In France a College of Heralds was created in Paris by Charles VI in 1407, the head of this organization being known as Montjoie, King of Arms, with ten heralds and pursuivants under him. We know Jacques de Heilly held the post of Montjoie at Agincourt nine years later, and wore the arms of France on his herald’s coat. A Maréchal d’Armes des Français was appointed by Charles VIII in 1489. However, the French heralds were always strictly controlled by the king, who was the only person allowed to grant a coat of arms, while Parliament decided cases of heraldic disputes, thus relegating the heralds to the rôle of technical advisers. By the beginning of the 17th century the College had become totally ineffective and was abolished in 1792 owing to the Revolution, as was the science of heraldry itself. This has led to the anomaly of France, whose language is the language of heraldry, having no regulated system of heraldry today.
A pavise of circa 1490 bearing the arms of Ravensburg in Württemberg: Argent, a castle sable.
The rising sun badge of Edward III, still in use today as an inn sign.
In 1417 Henry V of England sent Letters Patent to sheriffs of three counties declaring that ‘whereas in recent expeditions abroad many persons had taken to themselves Arms and tunics of Arms called “Cotearmures” which neither they nor their ancestors had used in time past, no man of whatever rank should henceforth take arms unless he possessed them by ancestral right or by the grant of some person having authority sufficient thereunto’. That same year Henry created a new heraldic officer, Garter Principal King of Arms of Englishmen, whose province was the whole of England and Wales and who was responsible for issuing Patents of Arms for peers.

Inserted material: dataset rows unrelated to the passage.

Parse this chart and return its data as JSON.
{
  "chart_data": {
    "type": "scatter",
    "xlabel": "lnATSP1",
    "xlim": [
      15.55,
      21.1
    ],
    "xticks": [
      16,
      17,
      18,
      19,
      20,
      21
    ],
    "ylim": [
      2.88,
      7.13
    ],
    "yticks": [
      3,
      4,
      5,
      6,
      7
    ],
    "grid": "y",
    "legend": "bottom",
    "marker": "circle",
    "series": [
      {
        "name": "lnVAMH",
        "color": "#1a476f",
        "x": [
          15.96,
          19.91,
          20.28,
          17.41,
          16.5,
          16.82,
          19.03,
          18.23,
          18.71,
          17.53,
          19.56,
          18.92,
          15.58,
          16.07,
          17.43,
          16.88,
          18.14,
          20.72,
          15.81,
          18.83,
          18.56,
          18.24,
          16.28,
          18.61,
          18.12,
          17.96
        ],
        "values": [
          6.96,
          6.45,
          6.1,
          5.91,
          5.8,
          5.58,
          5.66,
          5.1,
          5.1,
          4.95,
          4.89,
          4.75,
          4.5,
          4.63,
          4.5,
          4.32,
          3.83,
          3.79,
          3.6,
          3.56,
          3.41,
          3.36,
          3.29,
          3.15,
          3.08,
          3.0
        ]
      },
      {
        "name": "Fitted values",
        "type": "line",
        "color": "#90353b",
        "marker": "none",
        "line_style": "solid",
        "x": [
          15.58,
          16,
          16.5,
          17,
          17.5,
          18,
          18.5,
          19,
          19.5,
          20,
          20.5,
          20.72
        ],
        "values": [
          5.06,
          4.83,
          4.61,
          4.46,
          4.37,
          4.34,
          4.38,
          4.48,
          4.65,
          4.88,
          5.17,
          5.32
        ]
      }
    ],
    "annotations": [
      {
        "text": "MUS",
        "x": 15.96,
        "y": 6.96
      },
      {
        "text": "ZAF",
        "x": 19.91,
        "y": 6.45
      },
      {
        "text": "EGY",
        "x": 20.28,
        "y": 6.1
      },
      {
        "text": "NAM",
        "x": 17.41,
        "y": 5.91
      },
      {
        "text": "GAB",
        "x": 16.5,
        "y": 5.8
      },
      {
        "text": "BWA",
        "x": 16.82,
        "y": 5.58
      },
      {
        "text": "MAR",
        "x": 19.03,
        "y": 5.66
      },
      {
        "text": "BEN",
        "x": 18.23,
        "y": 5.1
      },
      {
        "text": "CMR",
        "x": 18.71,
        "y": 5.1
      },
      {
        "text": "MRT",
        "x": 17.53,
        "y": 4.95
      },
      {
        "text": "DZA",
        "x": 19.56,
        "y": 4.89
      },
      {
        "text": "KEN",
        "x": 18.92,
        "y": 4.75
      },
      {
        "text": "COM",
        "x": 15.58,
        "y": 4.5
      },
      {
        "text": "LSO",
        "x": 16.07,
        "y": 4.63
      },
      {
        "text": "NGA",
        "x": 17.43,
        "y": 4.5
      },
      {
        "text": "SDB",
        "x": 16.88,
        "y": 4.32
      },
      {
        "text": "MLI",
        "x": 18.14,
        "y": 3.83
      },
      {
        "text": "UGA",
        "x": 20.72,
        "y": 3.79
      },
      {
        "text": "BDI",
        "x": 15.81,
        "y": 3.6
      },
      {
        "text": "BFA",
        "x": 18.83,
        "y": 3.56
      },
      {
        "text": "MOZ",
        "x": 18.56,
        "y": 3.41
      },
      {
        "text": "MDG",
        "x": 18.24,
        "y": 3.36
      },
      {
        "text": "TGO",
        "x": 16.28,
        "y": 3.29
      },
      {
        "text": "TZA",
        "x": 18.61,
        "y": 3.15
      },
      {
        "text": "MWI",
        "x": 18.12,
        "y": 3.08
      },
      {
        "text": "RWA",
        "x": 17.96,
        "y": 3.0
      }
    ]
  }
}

Shortly after these steps, Thomas, Duke of Clarence and brother to Henry V, appears to have issued ordinances which granted to the Kings of Arms the right to assign arms to persons within their provinces. The oldest known Patent issued by a King of Arms is dated 10 March 1439, and was issued by Sir William Bruges, first Garter King of Arms, to the Drapers’ Company of London.
In 1484 Richard III by Royal Charter incorporated the College of Arms, or Heralds’ College, which controls the use of armorial bearings in England (and Wales officially) to this day. The College of Arms is presided over by the Earl Marshal and apart from the three Kings of Arms it has six heralds—Somerset, Chester, Windsor, Richmond, Lancaster and York; and four pursuivants—Rouge Croix, Rouge Dragon, Portcullis and Bluemantle. The Court of Lord Lyon (King of Arms) in Scotland is in fact pre-heraldic. It has three heralds—Albany, Marchmont and Rothesay; and three pursuivants—Carrick, Unicorn and Kintyre. The office of Ulster King of Arms was instituted in 1553 and existed until 1940, when it was amalgamated with Norrey King of Arms. The office of Ireland King of Arms existed for a short period only prior to 1553.
In Portugal heralds were introduced during the reign of James I (1385–1433). A complete record of the arms of the nobility was drawn up in 1509 by the King of Arms, and Portuguese heraldry continued to be regulated by the heralds until 1910, when the monarchy was replaced by a republic.
German heralds were active and effective in the medieval period but had become extinct by the 1700s. It is significant that there was no word in the German language for herald until the Renaissance, the term Knappen von der Wappen (esquires of arms) being used instead. The German ‘Knappen’ only broke from their wandering life by taking employment with the Tourney Societies, and in many German states the heralds never attained a position at court, the regulation of heraldry being handled by clerks under the court chancellor.
The Spanish heralds, like the French, seem to have been relegated to a secondary rôle by the kings of the various kingdoms, arms being granted by the kings and cases of duplication of arms being settled by the kings, the heralds playing only a consultant rôle. This was also the case in Denmark, where there was no official body of heralds, and arms were assumed or granted by the king by Letters of Patent.